Hosted by: Joanna Fowler

Identified as a form of plant immunity nearly 100 years ago, systemic acquired resistance (SAR) is a highly desirable form of resistance that protects against a broad-spectrum of pathogens. SAR involves the generation of a mobile signal at the site ofprimary infection, which moves to, and arms distal portions of a plant against subsequent secondary infections. Because of its unique mechanistic properties and its exciting potential applications in developing sustainable crop protection strategies, SAR has been one of the most intensely researched areas of plant biology.
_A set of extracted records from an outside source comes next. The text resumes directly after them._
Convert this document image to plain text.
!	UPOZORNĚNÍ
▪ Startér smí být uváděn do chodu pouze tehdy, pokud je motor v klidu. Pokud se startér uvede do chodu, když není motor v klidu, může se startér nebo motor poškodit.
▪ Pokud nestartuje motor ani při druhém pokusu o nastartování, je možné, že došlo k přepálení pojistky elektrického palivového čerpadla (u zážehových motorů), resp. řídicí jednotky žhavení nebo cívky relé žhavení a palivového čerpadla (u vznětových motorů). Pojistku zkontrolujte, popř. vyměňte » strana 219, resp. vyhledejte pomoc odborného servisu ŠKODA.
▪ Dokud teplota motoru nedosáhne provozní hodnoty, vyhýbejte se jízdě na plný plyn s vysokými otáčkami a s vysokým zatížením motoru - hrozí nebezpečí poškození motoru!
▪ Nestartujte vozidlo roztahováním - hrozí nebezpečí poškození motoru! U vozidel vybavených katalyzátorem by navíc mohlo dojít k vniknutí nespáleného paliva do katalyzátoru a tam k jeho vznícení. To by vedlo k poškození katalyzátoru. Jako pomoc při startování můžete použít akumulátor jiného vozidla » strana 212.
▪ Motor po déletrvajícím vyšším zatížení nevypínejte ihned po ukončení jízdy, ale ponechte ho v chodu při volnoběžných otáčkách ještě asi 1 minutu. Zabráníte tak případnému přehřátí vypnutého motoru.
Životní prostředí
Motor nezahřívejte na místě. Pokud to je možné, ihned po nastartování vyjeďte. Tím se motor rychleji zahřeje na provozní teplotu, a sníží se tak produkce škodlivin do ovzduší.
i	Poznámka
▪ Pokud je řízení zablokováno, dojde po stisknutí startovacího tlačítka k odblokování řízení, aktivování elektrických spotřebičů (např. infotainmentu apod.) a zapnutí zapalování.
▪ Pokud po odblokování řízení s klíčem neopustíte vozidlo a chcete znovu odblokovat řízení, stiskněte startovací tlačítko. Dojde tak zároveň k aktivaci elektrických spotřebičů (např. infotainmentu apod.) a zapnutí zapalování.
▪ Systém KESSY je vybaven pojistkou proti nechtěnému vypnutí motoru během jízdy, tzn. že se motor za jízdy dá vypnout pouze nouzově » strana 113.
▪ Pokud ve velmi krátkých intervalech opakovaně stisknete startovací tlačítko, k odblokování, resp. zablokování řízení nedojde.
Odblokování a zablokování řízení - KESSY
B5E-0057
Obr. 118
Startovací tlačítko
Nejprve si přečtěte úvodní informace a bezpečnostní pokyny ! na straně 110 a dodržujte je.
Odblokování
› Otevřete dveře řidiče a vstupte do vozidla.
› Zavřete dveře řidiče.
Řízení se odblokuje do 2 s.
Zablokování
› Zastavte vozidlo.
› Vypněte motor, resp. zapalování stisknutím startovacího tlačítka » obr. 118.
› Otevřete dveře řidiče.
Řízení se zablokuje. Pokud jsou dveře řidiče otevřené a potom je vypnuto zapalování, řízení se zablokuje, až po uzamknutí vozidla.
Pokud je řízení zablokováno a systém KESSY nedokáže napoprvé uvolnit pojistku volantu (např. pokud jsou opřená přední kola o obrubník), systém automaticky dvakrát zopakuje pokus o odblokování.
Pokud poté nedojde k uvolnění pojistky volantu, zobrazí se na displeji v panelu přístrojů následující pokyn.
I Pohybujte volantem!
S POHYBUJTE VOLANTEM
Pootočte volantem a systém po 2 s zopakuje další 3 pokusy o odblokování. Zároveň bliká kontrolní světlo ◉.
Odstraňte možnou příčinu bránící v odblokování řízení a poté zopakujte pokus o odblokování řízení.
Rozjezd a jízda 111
The last decade has witnessed considerable progress and a number of signals contributing to SAR have been isolated and characterized. Among the signals contributing to SAR are salicylic acid (SA) and several components that feed into SA pathway including the methylated derivative of SA (MeSA), the nine carbon dicarboxylic acid azelaic acid, the phosphorylated sugar glycerol-3-phosphate (G3P), and two lipid transfer proteins (LTPs) DIR1 (Defective in Induced Resistance) and AZI1 (AA insensitive). The diverse chemical natures of the SAR inducing molecules have led to the growing belief that SAR might involve the interplay of multiple diverse and independent signals. More recent evidence suggests that coordinated signaling from diverse signaling components facilitates systemic immunity in plants. Relationship among recently identified mobile inducers of SAR will be discussed.